Reversal of Underlying Verdict Renders Declaratory Judgment Action Regarding Insurance Coverage Moot
The Supreme Court of Alabama has held that its reversal of a medical malpractice verdict mooted an ongoing declaratory judgment action brought by an insurer to determine whether a medical professional liability policy provided coverage for the malpractice verdict. Med. Assurance Co. v. Anesthesiology & Pain Med. of Montgomery, P.C., 2006 WL 3042905 (Ala. Oct. 27, 2006).

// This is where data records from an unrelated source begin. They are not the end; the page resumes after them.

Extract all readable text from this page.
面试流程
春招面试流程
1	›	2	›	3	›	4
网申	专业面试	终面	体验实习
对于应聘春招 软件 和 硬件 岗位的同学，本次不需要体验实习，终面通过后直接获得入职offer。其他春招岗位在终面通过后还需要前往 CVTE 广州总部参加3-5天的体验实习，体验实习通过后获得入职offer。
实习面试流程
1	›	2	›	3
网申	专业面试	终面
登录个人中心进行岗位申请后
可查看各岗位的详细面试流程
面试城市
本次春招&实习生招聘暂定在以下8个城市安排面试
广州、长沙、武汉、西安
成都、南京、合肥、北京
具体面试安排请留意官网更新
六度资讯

The underlying policy was issued to a clinic and its physicians and paramedical employees subject to a shared limit endorsement whereby coverage for any physician and the clinic was subject to a combined $1 million limit and coverage for any paramedical employee was limited to $100,000. The jury in the medical malpractice action returned a verdict against three of the defendants—a doctor, a nurse, and the clinic—without apportioning their individual liability. The insurer then filed a declaratory judgment action to construe and apply the shared limit endorsement. Subsequently, the Supreme Court of Alabama reversed the original malpractice action. In finding that the reversal of the malpractice action mooted the declaratory judgment action, the court reasoned that the malpractice action could result in a verdict against eight possible combinations of defendants, and, under many possible outcomes, no question as to the shared limit endorsement would be raised. Since state law precluded the court from issuing an advisory opinion, the declaratory judgment action had to be mooted. The court noted in closing that the insurer was not barred from litigating any coverage issues once a new verdict was reached.